Displaced Vertices from X-ray Lines
Adam Falkowski, Yonit Hochberg, Joshua T. Ruderman

TL;DR
This paper proposes a weak-scale dark matter model with nearly degenerate states that produce X-ray lines through radiative decay, offering observable signatures at colliders and explaining the 3.55 keV line.
Contribution
It introduces a novel dark matter model with specific decay mechanisms and collider signatures, connecting X-ray observations to particle physics.
Findings
The model explains the 3.55 keV X-ray line.
Predicted collider signatures include displaced leptons and jets.

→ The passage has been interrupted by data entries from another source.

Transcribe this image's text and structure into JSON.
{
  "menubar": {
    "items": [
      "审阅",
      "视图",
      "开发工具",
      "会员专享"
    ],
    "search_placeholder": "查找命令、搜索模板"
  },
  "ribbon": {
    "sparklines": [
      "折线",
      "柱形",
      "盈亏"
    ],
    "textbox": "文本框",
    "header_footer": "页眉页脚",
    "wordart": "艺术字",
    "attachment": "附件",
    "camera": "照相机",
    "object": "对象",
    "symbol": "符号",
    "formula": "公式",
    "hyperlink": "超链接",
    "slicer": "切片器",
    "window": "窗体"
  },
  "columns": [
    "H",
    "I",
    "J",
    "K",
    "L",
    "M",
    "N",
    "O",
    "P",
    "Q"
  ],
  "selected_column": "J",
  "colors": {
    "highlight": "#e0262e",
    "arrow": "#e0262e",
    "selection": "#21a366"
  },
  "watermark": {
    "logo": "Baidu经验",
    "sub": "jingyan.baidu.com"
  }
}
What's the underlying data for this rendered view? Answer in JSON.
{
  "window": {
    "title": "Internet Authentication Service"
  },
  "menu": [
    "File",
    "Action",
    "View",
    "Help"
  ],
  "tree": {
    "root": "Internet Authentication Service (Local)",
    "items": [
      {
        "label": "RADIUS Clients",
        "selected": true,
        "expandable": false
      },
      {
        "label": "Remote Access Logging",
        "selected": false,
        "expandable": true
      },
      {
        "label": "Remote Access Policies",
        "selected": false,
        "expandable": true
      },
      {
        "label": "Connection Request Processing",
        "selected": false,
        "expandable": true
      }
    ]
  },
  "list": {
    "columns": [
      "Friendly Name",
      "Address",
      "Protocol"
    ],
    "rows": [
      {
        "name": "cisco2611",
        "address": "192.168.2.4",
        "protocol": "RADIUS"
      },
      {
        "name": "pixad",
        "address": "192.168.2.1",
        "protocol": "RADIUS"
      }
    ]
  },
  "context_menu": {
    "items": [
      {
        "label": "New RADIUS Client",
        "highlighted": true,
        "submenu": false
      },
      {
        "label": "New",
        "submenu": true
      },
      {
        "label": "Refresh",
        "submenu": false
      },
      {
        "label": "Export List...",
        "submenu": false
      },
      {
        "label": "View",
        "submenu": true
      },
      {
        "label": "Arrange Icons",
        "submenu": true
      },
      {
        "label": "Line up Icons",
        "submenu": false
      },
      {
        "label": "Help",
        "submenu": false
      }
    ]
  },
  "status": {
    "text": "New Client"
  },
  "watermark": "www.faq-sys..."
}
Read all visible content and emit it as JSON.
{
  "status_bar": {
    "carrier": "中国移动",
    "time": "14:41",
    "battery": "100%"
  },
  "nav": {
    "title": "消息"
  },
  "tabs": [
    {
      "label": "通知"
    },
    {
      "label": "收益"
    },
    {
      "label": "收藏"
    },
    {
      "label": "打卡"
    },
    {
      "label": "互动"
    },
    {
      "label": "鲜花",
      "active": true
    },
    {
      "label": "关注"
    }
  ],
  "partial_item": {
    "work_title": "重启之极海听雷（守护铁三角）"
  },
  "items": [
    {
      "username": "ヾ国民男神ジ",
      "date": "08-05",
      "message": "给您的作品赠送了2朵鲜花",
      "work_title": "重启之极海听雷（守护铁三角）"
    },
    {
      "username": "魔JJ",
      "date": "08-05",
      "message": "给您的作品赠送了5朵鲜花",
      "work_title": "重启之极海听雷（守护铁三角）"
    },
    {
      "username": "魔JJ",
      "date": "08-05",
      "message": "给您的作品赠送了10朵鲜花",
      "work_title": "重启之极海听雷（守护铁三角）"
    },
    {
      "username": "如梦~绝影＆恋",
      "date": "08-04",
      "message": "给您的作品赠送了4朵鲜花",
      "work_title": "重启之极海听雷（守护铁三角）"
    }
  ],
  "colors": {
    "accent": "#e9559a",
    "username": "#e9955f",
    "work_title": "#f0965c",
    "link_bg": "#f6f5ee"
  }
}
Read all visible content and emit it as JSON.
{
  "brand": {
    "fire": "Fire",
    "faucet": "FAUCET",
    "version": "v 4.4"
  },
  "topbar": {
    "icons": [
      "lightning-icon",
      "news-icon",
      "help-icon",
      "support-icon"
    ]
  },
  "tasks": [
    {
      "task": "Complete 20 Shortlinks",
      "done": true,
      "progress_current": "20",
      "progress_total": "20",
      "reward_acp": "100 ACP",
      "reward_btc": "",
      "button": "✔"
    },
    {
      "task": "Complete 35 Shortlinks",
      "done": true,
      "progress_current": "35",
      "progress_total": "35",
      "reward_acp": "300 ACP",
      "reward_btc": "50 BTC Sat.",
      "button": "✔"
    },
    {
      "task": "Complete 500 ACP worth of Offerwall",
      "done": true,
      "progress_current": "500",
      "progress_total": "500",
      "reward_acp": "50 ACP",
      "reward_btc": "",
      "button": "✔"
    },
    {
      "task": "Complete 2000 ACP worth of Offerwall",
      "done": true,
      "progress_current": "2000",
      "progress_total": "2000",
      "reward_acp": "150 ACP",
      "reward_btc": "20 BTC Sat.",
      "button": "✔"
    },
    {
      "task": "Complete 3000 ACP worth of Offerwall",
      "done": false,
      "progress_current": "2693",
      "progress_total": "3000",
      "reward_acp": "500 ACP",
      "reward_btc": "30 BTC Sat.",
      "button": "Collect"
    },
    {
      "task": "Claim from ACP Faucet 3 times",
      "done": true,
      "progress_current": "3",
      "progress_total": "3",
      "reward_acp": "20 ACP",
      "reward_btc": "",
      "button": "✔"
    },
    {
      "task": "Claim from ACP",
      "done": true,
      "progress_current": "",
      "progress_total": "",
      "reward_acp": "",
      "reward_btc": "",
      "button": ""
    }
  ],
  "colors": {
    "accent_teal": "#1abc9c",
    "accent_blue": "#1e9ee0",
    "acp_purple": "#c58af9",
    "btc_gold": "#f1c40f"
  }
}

Decay rates are consistent with the X-ray line intensity.
Abstract
We present a simple model of weak-scale thermal dark matter that gives rise to X-ray lines. Dark matter consists of two nearly degenerate states near the weak scale, which are populated thermally in the early universe via co-annihilation with slightly heavier states that are charged under the Standard Model. The X-ray line arises from the decay of the heavier dark matter component into the lighter one via a radiative dipole transition, at a rate that is slow compared to the age of the universe. The model predicts observable signatures at the LHC in the form of exotic events with missing energy and displaced leptons and jets. As an application, we show how this model can explain the recently observed 3.55 keV X-ray line.